Syncoid options

I feel like every time get halfway through writing a post here, I wind up figuring out where I went wrong.

So thanks for being my rubber duck debugger!

Anyway, now that I’ve realized what permissions my syncoid user was missing on the receiving server, I’m curious what options you all use for it?

This is what I’m using currently: syncoid --recursive --no-privilege-elevation --no-sync-snap 172.16.10.173:data/VMs backup/VMs

I’m using --no-sync-snap since I don’t intend on creating many manual snapshots, if ever, so there shouldn’t be any reason for that replication chain to get broken.

Oh, here’s a few questions I’ve been wondering about:

Does Syncoid have a systemd timer the way Sanoid does? Or do you just run it as a cron job under the user you’ve delegated permissions to?

I assume Syncoid doesn’t need destroy privileges when you’re using --no-sync-snap, since pruning snapshots should be handled by Sanoid.

Does Syncoid automatically detect if there was an incomplete replication job and apply the resume token? Or is that something that needs to be done manually? I just tested this and it does, nice!

nice to hear that it works for you, too!

I’m curious what options you all use for it?

I limit the bandwidth to avoid too big performance impacts for users (I/O, network load) during the replication.
With --no-sync-snap it should be understood that only existing snapshots are synchronized, which means, “new” data (not yet in snapshot) will not be synchronized.
After big changes, such as restructurations, I like to create a manual snapshot, this helps me finding the spot as well as it ensures to always have a replication point to start with in case snapshots are lost, for example due to a misconfiguration.

Does Syncoid have a systemd timer the way Sanoid does?

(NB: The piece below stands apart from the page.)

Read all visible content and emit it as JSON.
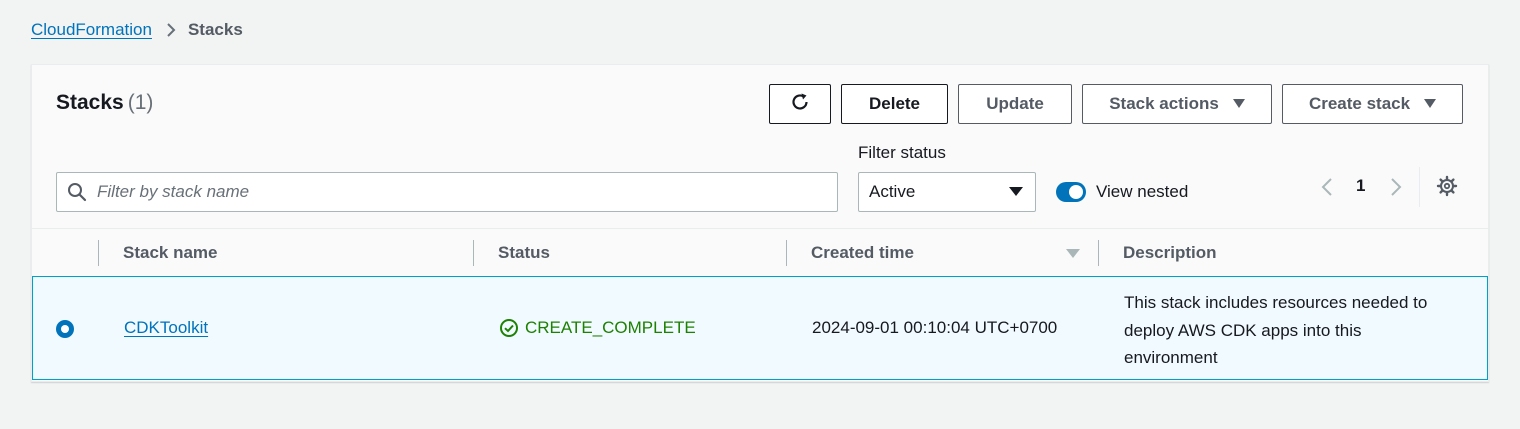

Or do you just run it as a cron job under the user you’ve delegated permissions to?

I don’t think it has a such timer or even service, but I think you can easily create one, for example with the files from https://github.com/jimsalterjrs/sanoid/tree/master/packages/debian by copying

  1. sanoid.timer to syncoid.timer
  2. sanoid.service to syncoid.service

to the place shown by systemd-analyze --user unit-paths. I usually pick ~/.config/systemd/user (since nowadays it seems to be advised to hide important files in dot-files for reasons I don’t even want to know).

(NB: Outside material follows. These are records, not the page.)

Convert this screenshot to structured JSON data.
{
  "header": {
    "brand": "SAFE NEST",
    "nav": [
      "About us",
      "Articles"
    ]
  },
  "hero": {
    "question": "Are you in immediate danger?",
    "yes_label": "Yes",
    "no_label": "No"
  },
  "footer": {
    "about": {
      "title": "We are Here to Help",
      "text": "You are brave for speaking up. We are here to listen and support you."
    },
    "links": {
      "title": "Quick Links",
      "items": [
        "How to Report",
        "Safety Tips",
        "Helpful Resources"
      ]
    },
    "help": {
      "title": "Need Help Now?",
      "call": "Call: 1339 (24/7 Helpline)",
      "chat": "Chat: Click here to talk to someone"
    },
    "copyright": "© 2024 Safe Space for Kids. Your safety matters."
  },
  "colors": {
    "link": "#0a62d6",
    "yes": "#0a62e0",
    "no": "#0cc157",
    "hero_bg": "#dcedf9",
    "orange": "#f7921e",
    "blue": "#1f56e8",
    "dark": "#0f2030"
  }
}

From the second file, remove Wants, Before, ConditionFileNotEmpty and adjust ExecStart to /usr/local/bin/syncoid [...all your desired options...]. and followed by the normal systemctl --user enable commands.like systemctl --user enable syncoid.timer.
Don’t forget the --user, since by default systemctl started as user tries root (I wonder why they didn’t require to use --user $USER). Ahh, and if this is your first systemd unit, you need to enable it for the user first by sudo loginctl enable-linger <syncoiduser>. Then you just need to tell the all-supervising-daemon that you changed its config by systemctl daemon-reload --user and you can start it systemctl --user start syncoid.timer. To see what happend you are supposed to run journalctl --user -e. There are many long texts to read about the great methods of troubleshooting you will need erm I mean you can use.

It is so simple with systemd!

Alternatively you could add a single line to crontab (as the syncoid user, just run crontab -e and add

*/15 * * * * TZ=UTC /usr/local/bin/syncoid --quiet [...your options...]

You even get a free mail if there are eny errors.

I assume Syncoid doesn’t need destroy privileges

Yes, I also think it does not need destroy privs then; but just run it on command line to see if there are eny errors

an incomplete replication job

Yes, this works really well! As long as the anchor snapshots don’t vanish :slight_smile:
I think you know that you must take special actions if you have multiple jobs on same dataset.

1 Like

I’m only using it at home for now, looking forward to being able to use it in production.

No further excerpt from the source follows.